Saturday, October 26, 2019

Boston’s ban on Airbnb investor units eases housing shortage


Sheila Dillon, Boston’s housing chief and director of neighborhood development, said she expects a flood of apartments will hit the market in December when the city’s ban on investor units being used as short-term rentals goes into effect.

“We’re hoping that the units returning to the market will be in the thousands,” Dillon told the Boston Herald this week.

Boston last year banned the use of investor units for short-term rentals via Airbnb and other websites. In November 2018, Airbnb sued Boston in federal court over what it called “draconian” regulations.

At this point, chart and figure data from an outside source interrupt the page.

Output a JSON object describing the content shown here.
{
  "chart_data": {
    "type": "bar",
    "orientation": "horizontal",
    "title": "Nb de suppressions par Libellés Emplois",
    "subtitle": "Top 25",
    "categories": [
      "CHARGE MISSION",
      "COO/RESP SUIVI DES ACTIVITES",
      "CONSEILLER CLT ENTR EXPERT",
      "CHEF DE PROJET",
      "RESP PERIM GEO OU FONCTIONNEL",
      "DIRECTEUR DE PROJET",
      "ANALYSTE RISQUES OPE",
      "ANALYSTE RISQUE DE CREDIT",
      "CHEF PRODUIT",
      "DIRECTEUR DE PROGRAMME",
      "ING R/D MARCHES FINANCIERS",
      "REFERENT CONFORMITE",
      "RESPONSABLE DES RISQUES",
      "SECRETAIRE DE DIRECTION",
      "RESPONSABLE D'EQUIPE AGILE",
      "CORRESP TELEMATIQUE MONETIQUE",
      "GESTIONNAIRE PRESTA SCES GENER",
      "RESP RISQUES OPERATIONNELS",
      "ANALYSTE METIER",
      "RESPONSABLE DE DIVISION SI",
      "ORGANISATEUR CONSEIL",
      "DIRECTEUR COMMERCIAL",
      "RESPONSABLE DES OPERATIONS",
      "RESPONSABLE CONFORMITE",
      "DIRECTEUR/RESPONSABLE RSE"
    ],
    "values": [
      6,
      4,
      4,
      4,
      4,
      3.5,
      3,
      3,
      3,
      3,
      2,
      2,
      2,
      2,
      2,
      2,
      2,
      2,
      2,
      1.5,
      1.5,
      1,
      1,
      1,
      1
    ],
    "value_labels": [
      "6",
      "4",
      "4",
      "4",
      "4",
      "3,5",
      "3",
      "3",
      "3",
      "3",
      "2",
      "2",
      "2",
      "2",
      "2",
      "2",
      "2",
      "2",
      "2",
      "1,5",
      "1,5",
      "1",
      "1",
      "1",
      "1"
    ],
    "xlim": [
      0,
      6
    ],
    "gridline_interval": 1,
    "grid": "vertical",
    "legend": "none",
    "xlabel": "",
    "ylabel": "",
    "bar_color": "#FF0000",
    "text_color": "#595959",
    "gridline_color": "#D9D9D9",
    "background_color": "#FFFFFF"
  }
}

 The company settled the suit in August by agreeing to add a function to its website that asks hosts to enter a city-issued registration number starting Sept. 1. Hosts that don’t provide the number by Dec. 1 will be blocked.

Dillon said an earlier estimate from Airbnb put the number of investor units – measured as units that are rented for most of the year, implying the owners don’t live there – at about 3,000. That’s about half of their listings for the city, the Boston Herald said.

Earlier this year Zillow cited Boston as one of the U.S. cities where the housing shortage has reached a crisis level. A shortage of housing units has been one factor driving both rents and home sale prices to levels that are more than double national averages.

“We’re hoping that more units coming on the market will increase the vacancy rate and units will continue to moderate,” Dillon told the Herald this week. “If we’re building additional housing to influence the rental cost, we need the units that were built to be residential units built to serve full-time residents.”

The average rent in Boston was $3,505 in September, more than double the national average, according to RentCafe. About half the city’s housing units are rentals and half are owner-occupied.

The median sale price of a Boston home was $650,400 in August, according to Zillow. That compares with a U.S. median price of $237,000.